Southwood was asked by a reporter how confident he was that a Beagle signal would be received by Mars Express on January 4.

"It is a very hard question. Clearly, I would feel so much more confident if we've got a signal now. I don't actually really want to put a number on it except that we haven't played all of our cards and we will then be using a system (the Mars Express-Beagle link) we absolutely know, having been tested and we fully understand.

"Let's put it the other way. If we don't get signals next week, then I will be really worried. At the moment, I am frustrated rather than worried. At the moment, it's a problem of just knowing I've got to wait a few more days...But I certainly haven't written off Beagle at this point in time, none of the team has."
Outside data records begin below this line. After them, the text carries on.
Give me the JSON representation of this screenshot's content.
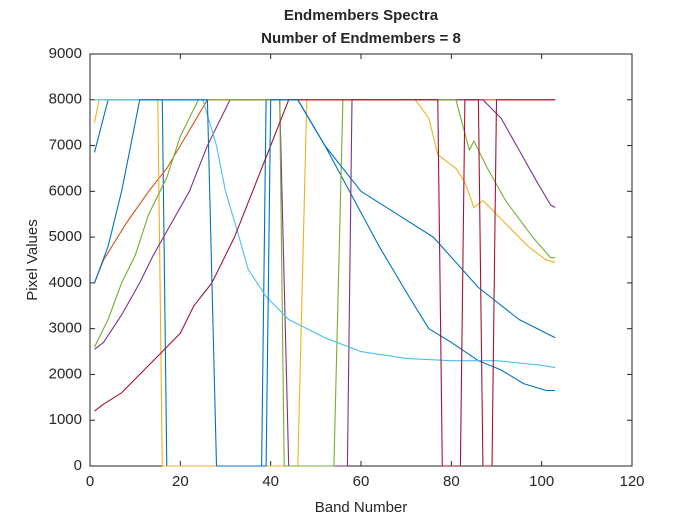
{
  "chart_data": {
    "type": "line",
    "title": "Endmembers Spectra",
    "subtitle": "Number of Endmembers = 8",
    "x_label": "Band Number",
    "y_label": "Pixel Values",
    "xlim": [
      0,
      120
    ],
    "xticks": [
      0,
      20,
      40,
      60,
      80,
      100,
      120
    ],
    "ylim": [
      0,
      9000
    ],
    "yticks": [
      0,
      1000,
      2000,
      3000,
      4000,
      5000,
      6000,
      7000,
      8000,
      9000
    ],
    "series": [
      {
        "color": "#0072BD",
        "x": [
          1,
          4,
          16,
          17,
          38,
          39,
          46,
          52,
          58,
          64,
          70,
          75,
          80,
          86,
          91,
          96,
          101,
          103
        ],
        "values": [
          6850,
          8000,
          8000,
          0,
          0,
          8000,
          8000,
          7000,
          5900,
          4800,
          3800,
          3000,
          2700,
          2300,
          2100,
          1800,
          1650,
          1650
        ]
      },
      {
        "color": "#D95319",
        "x": [
          1,
          3,
          8,
          13,
          17,
          20,
          23,
          26,
          103
        ],
        "values": [
          4000,
          4500,
          5300,
          6000,
          6500,
          7000,
          7500,
          8000,
          8000
        ]
      },
      {
        "color": "#EDB120",
        "x": [
          1,
          2,
          15,
          16,
          46,
          48,
          72,
          75,
          77,
          81,
          83,
          85,
          87,
          92,
          97,
          101,
          103
        ],
        "values": [
          7500,
          8000,
          8000,
          0,
          0,
          8000,
          8000,
          7600,
          6800,
          6500,
          6200,
          5650,
          5800,
          5300,
          4800,
          4500,
          4450
        ]
      },
      {
        "color": "#7E2F8E",
        "x": [
          1,
          3,
          7,
          11,
          14,
          18,
          22,
          26,
          31,
          42,
          44,
          57,
          58,
          87,
          91,
          95,
          99,
          102,
          103
        ],
        "values": [
          2550,
          2700,
          3300,
          4000,
          4600,
          5300,
          6000,
          7000,
          8000,
          8000,
          0,
          0,
          8000,
          8000,
          7600,
          6900,
          6200,
          5700,
          5650
        ]
      },
      {
        "color": "#77AC30",
        "x": [
          1,
          4,
          7,
          10,
          13,
          17,
          20,
          24,
          42,
          43,
          54,
          56,
          81,
          84,
          85,
          88,
          92,
          98,
          102,
          103
        ],
        "values": [
          2600,
          3200,
          4000,
          4600,
          5500,
          6300,
          7200,
          8000,
          8000,
          0,
          0,
          8000,
          8000,
          6900,
          7100,
          6500,
          5800,
          5000,
          4550,
          4550
        ]
      },
      {
        "color": "#4DBEEE",
        "x": [
          1,
          25,
          28,
          30,
          33,
          35,
          39,
          44,
          52,
          60,
          70,
          80,
          90,
          100,
          103
        ],
        "values": [
          8000,
          8000,
          7000,
          6000,
          5000,
          4300,
          3700,
          3200,
          2800,
          2500,
          2350,
          2300,
          2300,
          2200,
          2150
        ]
      },
      {
        "color": "#A2142F",
        "x": [
          1,
          3,
          7,
          12,
          16,
          20,
          23,
          27,
          32,
          36,
          40,
          44,
          77,
          78,
          82,
          83,
          86,
          87,
          89,
          90,
          103
        ],
        "values": [
          1200,
          1350,
          1600,
          2100,
          2500,
          2900,
          3500,
          4000,
          5000,
          6000,
          7000,
          8000,
          8000,
          0,
          0,
          8000,
          8000,
          0,
          0,
          8000,
          8000
        ]
      },
      {
        "color": "#0072BD",
        "x": [
          1,
          4,
          7,
          9,
          11,
          26,
          28,
          39,
          40,
          46,
          52,
          60,
          68,
          76,
          86,
          95,
          103
        ],
        "values": [
          4000,
          4800,
          6000,
          7000,
          8000,
          8000,
          0,
          0,
          8000,
          8000,
          7000,
          6000,
          5500,
          5000,
          3900,
          3200,
          2800
        ]
      }
    ]
  }
}
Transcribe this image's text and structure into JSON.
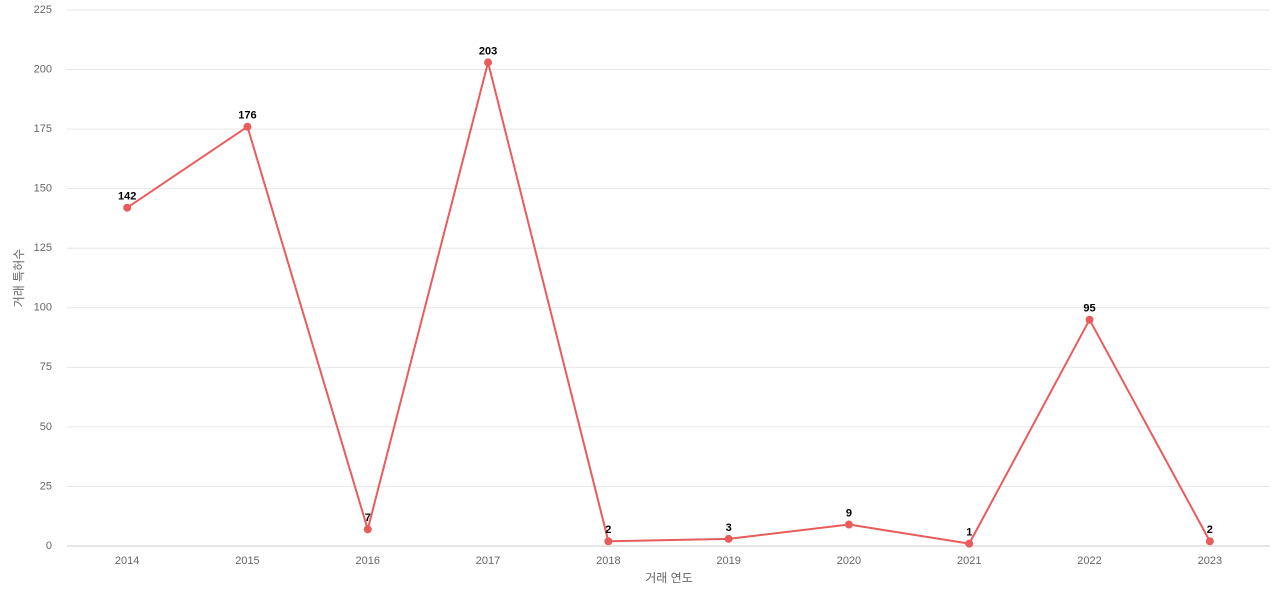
{
  "chart_data": {
    "type": "line",
    "x_label": "거래 연도",
    "y_label": "거래 특허수",
    "categories": [
      "2014",
      "2015",
      "2016",
      "2017",
      "2018",
      "2019",
      "2020",
      "2021",
      "2022",
      "2023"
    ],
    "series": [
      {
        "color": "#e85c5c",
        "values": [
          142,
          176,
          7,
          203,
          2,
          3,
          9,
          1,
          95,
          2
        ]
      }
    ],
    "ylim": [
      0,
      225
    ],
    "yticks": [
      0,
      25,
      50,
      75,
      100,
      125,
      150,
      175,
      200,
      225
    ],
    "grid": true,
    "data_labels": true
  }
}
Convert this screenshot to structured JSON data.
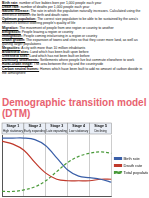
{
  "definitions": [
    {
      "term": "Birth rate:",
      "text": "number of live babies born per 1,000 people each year"
    },
    {
      "term": "Death rate:",
      "text": "number of deaths per 1,000 people each year"
    },
    {
      "term": "Natural increase:",
      "text": "The rate in which the population naturally increases. Calculated using the difference between the birth and death rates"
    },
    {
      "term": "Optimum population:",
      "text": "The correct size population to be able to be sustained by the area's resources without lowering people's quality of life"
    },
    {
      "term": "Migration:",
      "text": "The movement of people from one region or country to another"
    },
    {
      "term": "Emigration:",
      "text": "People leaving a region or country"
    },
    {
      "term": "Immigration:",
      "text": "People coming into/arriving in a region or country"
    },
    {
      "term": "Urban growth:",
      "text": "The expansion of towns and cities so that they cover more land, as well as gaining larger populations"
    },
    {
      "term": "Megacities:",
      "text": "A city with more than 10 million inhabitants"
    },
    {
      "term": "Brownfield sites:",
      "text": "Land which has been built upon before"
    },
    {
      "term": "Greenfield sites:",
      "text": "Land which has not been built on before"
    },
    {
      "term": "Dormitory settlements:",
      "text": "Settlements where people live but commute elsewhere to work"
    },
    {
      "term": "Rural-urban fringe:",
      "text": "The area between the city and the countryside"
    },
    {
      "term": "Carbon neutral homes:",
      "text": "Homes which have been built to add no amount of carbon dioxide in the atmosphere"
    }
  ],
  "title": "Demographic transition model (DTM)",
  "stages": [
    {
      "name": "Stage 1",
      "label": "High stationary"
    },
    {
      "name": "Stage 2",
      "label": "Early expanding"
    },
    {
      "name": "Stage 3",
      "label": "Late expanding"
    },
    {
      "name": "Stage 4",
      "label": "Low stationary"
    },
    {
      "name": "Stage 5",
      "label": "Declining"
    }
  ],
  "chart_data": {
    "type": "line",
    "x": [
      0,
      1,
      2,
      3,
      4,
      5,
      6,
      7,
      8,
      9,
      10
    ],
    "xlim": [
      0,
      10
    ],
    "xticks": [
      0,
      2,
      4,
      6,
      8,
      10
    ],
    "ylim": [
      0,
      40
    ],
    "grid": "x",
    "tick_labels": false,
    "legend": "right",
    "series": [
      {
        "name": "Birth rate",
        "color": "#3a5fa8",
        "line_style": "solid",
        "values": [
          38,
          38,
          38,
          37,
          33,
          25,
          17,
          13,
          12,
          11,
          9
        ]
      },
      {
        "name": "Death rate",
        "color": "#c0392b",
        "line_style": "solid",
        "values": [
          36,
          34,
          30,
          22,
          15,
          11,
          10,
          10,
          10,
          11,
          11
        ]
      },
      {
        "name": "Total population",
        "color": "#4a9a3a",
        "line_style": "dashed",
        "values": [
          3,
          3,
          4,
          6,
          10,
          16,
          22,
          26,
          28,
          29,
          28
        ]
      }
    ]
  }
}
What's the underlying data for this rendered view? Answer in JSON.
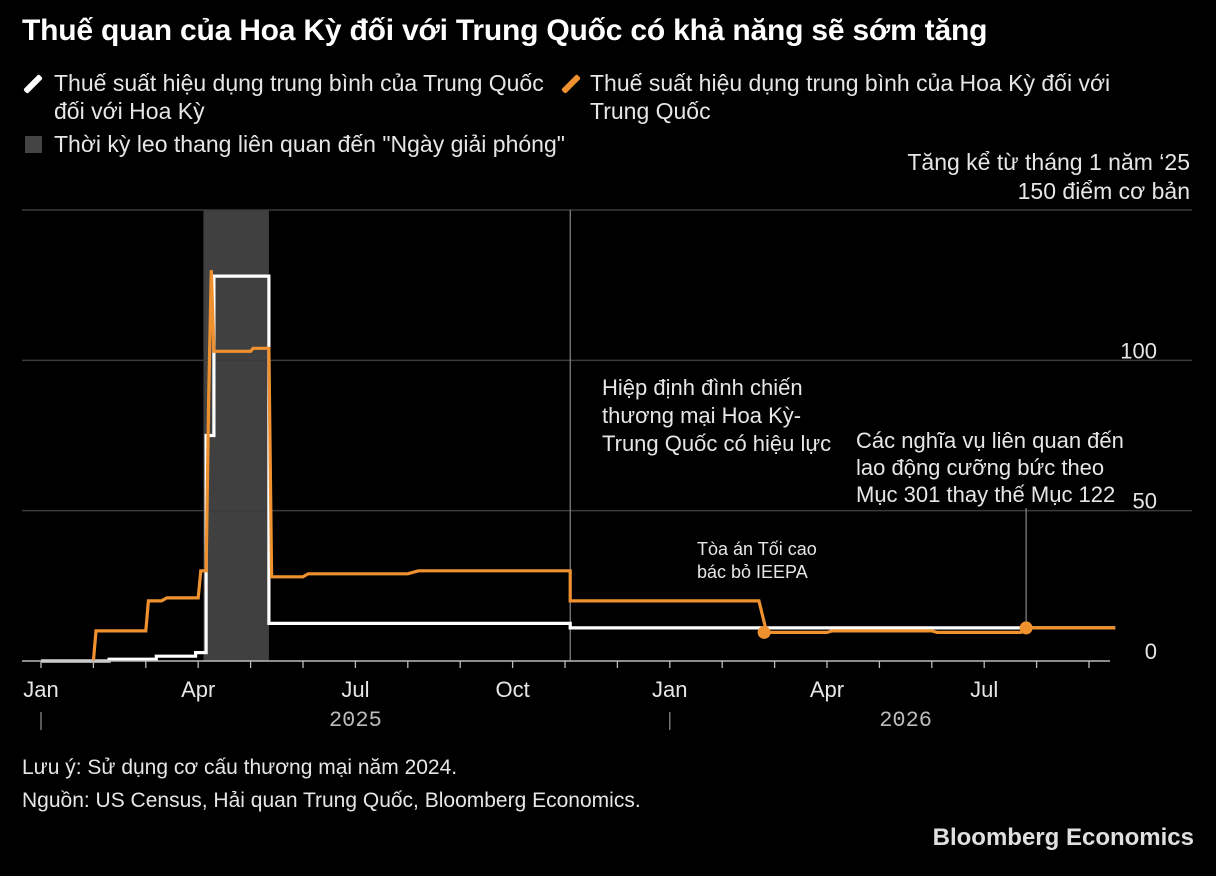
{
  "title": "Thuế quan của Hoa Kỳ đối với Trung Quốc có khả năng sẽ sớm tăng",
  "legend": {
    "china_rate": "Thuế suất hiệu dụng trung bình của Trung Quốc đối với Hoa Kỳ",
    "china_rate_line1": "Thuế suất hiệu dụng trung bình của Trung Quốc",
    "china_rate_line2": "đối với Hoa Kỳ",
    "us_rate": "Thuế suất hiệu dụng trung bình của Hoa Kỳ đối với Trung Quốc",
    "us_rate_line1": "Thuế suất hiệu dụng trung bình của Hoa Kỳ đối với",
    "us_rate_line2": "Trung Quốc",
    "escalation": "Thời kỳ leo thang liên quan đến \"Ngày giải phóng\""
  },
  "unit": {
    "line1": "Tăng kể từ tháng 1 năm ‘25",
    "line2": "150 điểm cơ bản"
  },
  "notes": {
    "note": "Lưu ý: Sử dụng cơ cấu thương mại năm 2024.",
    "source": "Nguồn: US Census, Hải quan Trung Quốc, Bloomberg Economics."
  },
  "brand": "Bloomberg Economics",
  "colors": {
    "china": "#ffffff",
    "us": "#f0912f",
    "shade": "#404040",
    "grid": "#3a3a3a"
  },
  "chart_data": {
    "type": "line",
    "y_ticks": [
      0,
      50,
      100
    ],
    "y_tick_labels": [
      "0",
      "50",
      "100"
    ],
    "ylim": [
      0,
      150
    ],
    "x_ticks": [
      {
        "label": "Jan",
        "m": 0
      },
      {
        "label": "Apr",
        "m": 3
      },
      {
        "label": "Jul",
        "m": 6
      },
      {
        "label": "Oct",
        "m": 9
      },
      {
        "label": "Jan",
        "m": 12
      },
      {
        "label": "Apr",
        "m": 15
      },
      {
        "label": "Jul",
        "m": 18
      }
    ],
    "years": [
      {
        "label": "2025",
        "m": 6
      },
      {
        "label": "2026",
        "m": 16.5
      }
    ],
    "xlim": [
      0,
      21
    ],
    "shaded_period": [
      3.1,
      4.35
    ],
    "series": [
      {
        "name": "Thuế suất hiệu dụng trung bình của Trung Quốc đối với Hoa Kỳ",
        "key": "china",
        "points": [
          [
            0,
            0
          ],
          [
            1.3,
            0
          ],
          [
            1.3,
            0.6
          ],
          [
            2.2,
            0.6
          ],
          [
            2.2,
            1.6
          ],
          [
            2.95,
            1.6
          ],
          [
            2.95,
            2.8
          ],
          [
            3.15,
            2.8
          ],
          [
            3.15,
            75
          ],
          [
            3.3,
            75
          ],
          [
            3.3,
            128
          ],
          [
            4.35,
            128
          ],
          [
            4.35,
            12.5
          ],
          [
            10.1,
            12.5
          ],
          [
            10.1,
            11
          ],
          [
            20.5,
            11
          ]
        ]
      },
      {
        "name": "Thuế suất hiệu dụng trung bình của Hoa Kỳ đối với Trung Quốc",
        "key": "us",
        "points": [
          [
            1,
            0
          ],
          [
            1.05,
            10
          ],
          [
            2,
            10
          ],
          [
            2.05,
            20
          ],
          [
            2.3,
            20
          ],
          [
            2.4,
            21
          ],
          [
            3,
            21
          ],
          [
            3.05,
            30
          ],
          [
            3.15,
            30
          ],
          [
            3.2,
            88
          ],
          [
            3.25,
            130
          ],
          [
            3.3,
            103
          ],
          [
            4,
            103
          ],
          [
            4.05,
            104
          ],
          [
            4.35,
            104
          ],
          [
            4.4,
            28
          ],
          [
            5,
            28
          ],
          [
            5.1,
            29
          ],
          [
            7,
            29
          ],
          [
            7.2,
            30
          ],
          [
            10.1,
            30
          ],
          [
            10.1,
            20
          ],
          [
            13.7,
            20
          ],
          [
            13.85,
            9.5
          ],
          [
            15,
            9.5
          ],
          [
            15.1,
            10
          ],
          [
            17,
            10
          ],
          [
            17.1,
            9.5
          ],
          [
            18.7,
            9.5
          ],
          [
            18.8,
            11
          ],
          [
            20.5,
            11
          ]
        ]
      }
    ],
    "annotations": [
      {
        "key": "truce",
        "lines": [
          "Hiệp định đình chiến",
          "thương mại Hoa Kỳ-",
          "Trung Quốc có hiệu lực"
        ],
        "m": 10.1
      },
      {
        "key": "court",
        "lines": [
          "Tòa án Tối cao",
          "bác bỏ IEEPA"
        ],
        "m": 13.8
      },
      {
        "key": "sec301",
        "lines": [
          "Các nghĩa vụ liên quan đến",
          "lao động cưỡng bức theo",
          "Mục 301 thay thế Mục 122"
        ],
        "m": 18.8
      }
    ],
    "markers": [
      {
        "series": "us",
        "m": 13.8,
        "v": 9.5
      },
      {
        "series": "us",
        "m": 18.8,
        "v": 11
      }
    ]
  }
}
As the next days pass while waiting for Mars Express to become available for Beagle, engineers and scientists are devising options to send commands to the lander to resolve potential problems that could explain the lack of signals to date. The first occurred on the recent Odyssey overflight when "blind commands" were sent to instruct Beagle to reset its onboard clock. Officials had thought that possibly Beagle's clock was bumped out of sync, thereby causing the lander to miss the pre-programmed communications sessions.

It is not known whether Beagle received the clock reset command, officials said.

Other options being examined include telling the lander to re-start the solar array deployment sequence in case the panels are stuck in a partially-unfurled position, which could block its transmitting antenna.

"What we are going to do until January 4 is to try and look at some other possibilities that we might be able to achieve with Jodrell and Odyssey," Pillinger said. "But really and truly we are waiting for January 4 for a really big attempt with Mars Express."

The radio telescope at Stanford University in the U.S. will be used starting tonight, adding more search time and greater sensitivity to hear Beagle 100 million miles away. And officials said that other radio telescopes around the world have expressed support in joining the hunt if needed.

Meanwhile, Southwood reported that the Mars Express orbiter is working just fine.

"Mars Express -- so far, so good. Everything has gone well with the mothership. The baby we believe is down on the surface, and the mother is very anxious to get in touch with the baby again."

The orbiter mission will go on with or without Beagle, spending a couple of years studying the geology of Mars and looking for clues about past water on the planet. But no one is ready to give up on Beagle.

"We want the icing on the cake. We want the full mission," Southwood said.